I need some new breeches, and I am wondering if I should get white or tan.
I am an eventer, and I know usually tan is worn for XC and white for SJ and Dressage...but I dont have enough money to get a pair in each color.

Which one is better?

Thanks
VB


----------



## gypsygirl (Oct 15, 2009)

IMO [i know not everyone agrees with this] you should only ever wear white breeches if you are wearing formal attire, which means tall boots, solid black or navy coat, and stock tie. if you are wearing informal attire, ratcatcher and solid or pinstriped coat you should always wear tan/beige [or any color but white] breeches.


----------



## VanillaBean (Oct 19, 2008)

OK, yeah, I have heard that before, i should have remembered from Pony Club!
Thanks
VB


----------



## gypsygirl (Oct 15, 2009)

do you usually ride formal or informal ?


----------



## VanillaBean (Oct 19, 2008)

Well, last year i was informal, but i grew out of my show coat and have to get a new one and im not sure if i want to go informal or formal.

VB


----------



## CJ82Sky (Dec 19, 2008)

most of the events around here are informal so even if you wear a show coat, tan breeches are completely acceptable. i have however seen white breeches with a polo at many shows so i think it's more a matter of what is acceptable around you.

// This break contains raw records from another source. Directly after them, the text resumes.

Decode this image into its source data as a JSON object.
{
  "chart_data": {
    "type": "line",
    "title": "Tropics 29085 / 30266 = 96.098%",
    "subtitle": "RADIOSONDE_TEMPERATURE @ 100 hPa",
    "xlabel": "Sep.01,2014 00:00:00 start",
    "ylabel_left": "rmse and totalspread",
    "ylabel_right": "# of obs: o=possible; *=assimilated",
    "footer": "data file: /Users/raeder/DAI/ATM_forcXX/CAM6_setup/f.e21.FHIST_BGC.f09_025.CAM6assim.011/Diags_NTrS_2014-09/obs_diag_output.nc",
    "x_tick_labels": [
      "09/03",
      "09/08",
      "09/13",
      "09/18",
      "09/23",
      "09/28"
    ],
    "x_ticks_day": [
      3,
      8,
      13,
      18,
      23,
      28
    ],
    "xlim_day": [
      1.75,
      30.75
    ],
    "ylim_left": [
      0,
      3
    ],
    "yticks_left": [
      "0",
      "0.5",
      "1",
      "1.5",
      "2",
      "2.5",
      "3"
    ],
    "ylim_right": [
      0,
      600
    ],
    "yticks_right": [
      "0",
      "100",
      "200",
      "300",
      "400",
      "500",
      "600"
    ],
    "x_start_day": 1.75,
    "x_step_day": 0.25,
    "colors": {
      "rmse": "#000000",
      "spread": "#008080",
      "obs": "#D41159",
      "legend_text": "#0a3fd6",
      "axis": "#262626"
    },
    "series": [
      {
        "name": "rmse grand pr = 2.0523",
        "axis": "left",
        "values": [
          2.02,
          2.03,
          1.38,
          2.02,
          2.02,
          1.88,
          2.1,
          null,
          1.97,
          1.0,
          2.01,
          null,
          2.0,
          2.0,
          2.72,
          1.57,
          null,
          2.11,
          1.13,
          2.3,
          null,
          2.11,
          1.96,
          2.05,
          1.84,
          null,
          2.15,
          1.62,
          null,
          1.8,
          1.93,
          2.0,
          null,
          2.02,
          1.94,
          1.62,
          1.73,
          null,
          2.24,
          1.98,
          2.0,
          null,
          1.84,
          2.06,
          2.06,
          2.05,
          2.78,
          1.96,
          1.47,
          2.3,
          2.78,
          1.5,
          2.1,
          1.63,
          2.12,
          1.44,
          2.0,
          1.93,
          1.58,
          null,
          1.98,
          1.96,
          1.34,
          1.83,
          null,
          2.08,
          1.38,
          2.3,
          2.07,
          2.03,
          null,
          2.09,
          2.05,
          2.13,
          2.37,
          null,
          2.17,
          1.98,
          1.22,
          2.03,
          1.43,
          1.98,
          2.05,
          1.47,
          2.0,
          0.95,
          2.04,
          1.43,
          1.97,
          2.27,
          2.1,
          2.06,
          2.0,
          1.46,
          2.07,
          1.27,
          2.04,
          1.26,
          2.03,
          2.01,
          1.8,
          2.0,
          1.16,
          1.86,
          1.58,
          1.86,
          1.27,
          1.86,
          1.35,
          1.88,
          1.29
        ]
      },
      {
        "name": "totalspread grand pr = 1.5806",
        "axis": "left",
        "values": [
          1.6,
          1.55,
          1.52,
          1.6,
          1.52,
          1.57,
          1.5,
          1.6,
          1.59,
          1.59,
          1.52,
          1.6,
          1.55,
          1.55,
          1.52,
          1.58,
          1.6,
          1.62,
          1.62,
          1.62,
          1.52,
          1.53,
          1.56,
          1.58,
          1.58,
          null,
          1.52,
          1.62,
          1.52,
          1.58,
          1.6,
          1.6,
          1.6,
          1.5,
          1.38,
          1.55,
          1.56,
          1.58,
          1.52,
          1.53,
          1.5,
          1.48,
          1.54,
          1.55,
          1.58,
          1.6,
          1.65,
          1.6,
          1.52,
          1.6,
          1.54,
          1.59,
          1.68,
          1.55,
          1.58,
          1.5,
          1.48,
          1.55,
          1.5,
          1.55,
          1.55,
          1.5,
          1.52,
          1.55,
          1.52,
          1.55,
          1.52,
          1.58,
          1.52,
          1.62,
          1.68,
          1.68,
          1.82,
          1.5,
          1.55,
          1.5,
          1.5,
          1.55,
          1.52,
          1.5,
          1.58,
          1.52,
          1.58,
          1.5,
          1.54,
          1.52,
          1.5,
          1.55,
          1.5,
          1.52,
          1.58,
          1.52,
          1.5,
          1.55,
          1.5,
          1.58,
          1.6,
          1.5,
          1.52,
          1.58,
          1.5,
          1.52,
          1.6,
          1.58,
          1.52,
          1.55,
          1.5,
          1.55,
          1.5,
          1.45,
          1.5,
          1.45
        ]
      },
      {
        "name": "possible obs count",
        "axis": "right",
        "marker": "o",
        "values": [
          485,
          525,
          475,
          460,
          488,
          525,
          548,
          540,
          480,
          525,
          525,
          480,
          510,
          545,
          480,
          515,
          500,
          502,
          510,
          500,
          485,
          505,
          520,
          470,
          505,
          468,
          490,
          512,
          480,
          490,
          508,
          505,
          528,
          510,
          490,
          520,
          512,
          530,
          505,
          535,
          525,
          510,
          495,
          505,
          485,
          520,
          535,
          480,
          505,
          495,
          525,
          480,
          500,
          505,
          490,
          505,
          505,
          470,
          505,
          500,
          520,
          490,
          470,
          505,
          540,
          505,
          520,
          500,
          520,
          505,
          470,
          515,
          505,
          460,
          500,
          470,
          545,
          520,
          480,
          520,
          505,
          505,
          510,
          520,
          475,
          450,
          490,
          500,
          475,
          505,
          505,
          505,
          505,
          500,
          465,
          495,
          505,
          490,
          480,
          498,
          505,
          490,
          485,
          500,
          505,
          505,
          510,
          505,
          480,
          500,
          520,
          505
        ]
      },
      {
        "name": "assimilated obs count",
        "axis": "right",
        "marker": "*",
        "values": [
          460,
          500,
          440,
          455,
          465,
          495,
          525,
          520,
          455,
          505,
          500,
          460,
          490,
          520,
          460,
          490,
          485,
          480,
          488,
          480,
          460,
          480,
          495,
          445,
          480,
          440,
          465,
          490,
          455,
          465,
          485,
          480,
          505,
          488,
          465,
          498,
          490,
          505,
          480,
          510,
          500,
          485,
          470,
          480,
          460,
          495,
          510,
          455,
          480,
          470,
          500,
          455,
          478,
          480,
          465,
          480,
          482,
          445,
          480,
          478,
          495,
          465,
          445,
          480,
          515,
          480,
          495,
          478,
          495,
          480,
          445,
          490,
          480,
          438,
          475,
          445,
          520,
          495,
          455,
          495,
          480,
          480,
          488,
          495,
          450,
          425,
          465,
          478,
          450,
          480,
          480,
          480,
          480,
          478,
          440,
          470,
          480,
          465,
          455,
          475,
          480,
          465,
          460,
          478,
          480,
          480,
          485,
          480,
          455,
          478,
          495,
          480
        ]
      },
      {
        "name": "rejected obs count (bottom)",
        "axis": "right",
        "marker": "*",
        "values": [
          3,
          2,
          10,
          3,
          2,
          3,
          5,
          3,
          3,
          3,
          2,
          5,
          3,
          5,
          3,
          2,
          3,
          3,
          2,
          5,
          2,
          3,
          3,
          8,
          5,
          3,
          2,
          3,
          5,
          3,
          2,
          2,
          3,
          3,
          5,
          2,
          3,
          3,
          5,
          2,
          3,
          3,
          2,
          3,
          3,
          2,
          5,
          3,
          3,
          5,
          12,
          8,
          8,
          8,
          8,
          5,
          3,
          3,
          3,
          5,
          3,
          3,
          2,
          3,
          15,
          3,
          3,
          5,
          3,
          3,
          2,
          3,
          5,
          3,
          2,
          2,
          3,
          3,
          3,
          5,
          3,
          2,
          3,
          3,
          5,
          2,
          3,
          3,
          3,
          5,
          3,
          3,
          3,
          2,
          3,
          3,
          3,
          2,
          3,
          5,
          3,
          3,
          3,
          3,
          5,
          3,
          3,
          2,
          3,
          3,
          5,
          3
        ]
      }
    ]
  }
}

i have white breeches but i never wear them bc im afraid to get them too dirty and ruin them lol!


----------



## eventerdrew (Mar 13, 2009)

I wear tan for every phase. 

formal or informal.

Though I rarely ever do the informal attire because my trainer is very traditional and believes that no matter what level of show (schooling or rated) you should be in formal attire.


----------



## VanillaBean (Oct 19, 2008)

OK thanks everyone!


VB


----------



## Kayty (Sep 8, 2009)

If you are planning on eventing, I would go for tan/beige. I wear white only, but I compete in official dressage where tan/beige is a little frowned upon, white looks more formal.

If you are just riding in club days/unofficial competitions though, beige is totally fine.

Also remember that white is the least flattering colour you can wear and is a pain in the butt to keep clean around horses


----------



## HorseChic (Jun 19, 2010)

I would get tan as the dirt wouldnt show up as easily.


----------



## equiniphile (Aug 16, 2009)

Tan, definitely. Unless you're at the very highest level, you don't want to do showjumping in white. It's okay to ride dressage with tan, though.


----------



## danmur (Feb 22, 2011)

Tan, simple as that, seriously white looks classy for one hour but trust me you do not want white, youll thank me for telling you this later LOL only joking but i would definitely go for tan

Good luck with your decision

Danny.


----------



## VanillaBean (Oct 19, 2008)

eventerdrew said:


> I wear tan for every phase.
> 
> formal or informal.
> 
> Though I rarely ever do the informal attire because my trainer is very traditional and believes that no matter what level of show (schooling or rated) you should be in formal attire.


 So then is it acceptable to wear a black coat with tan pants??

VB


----------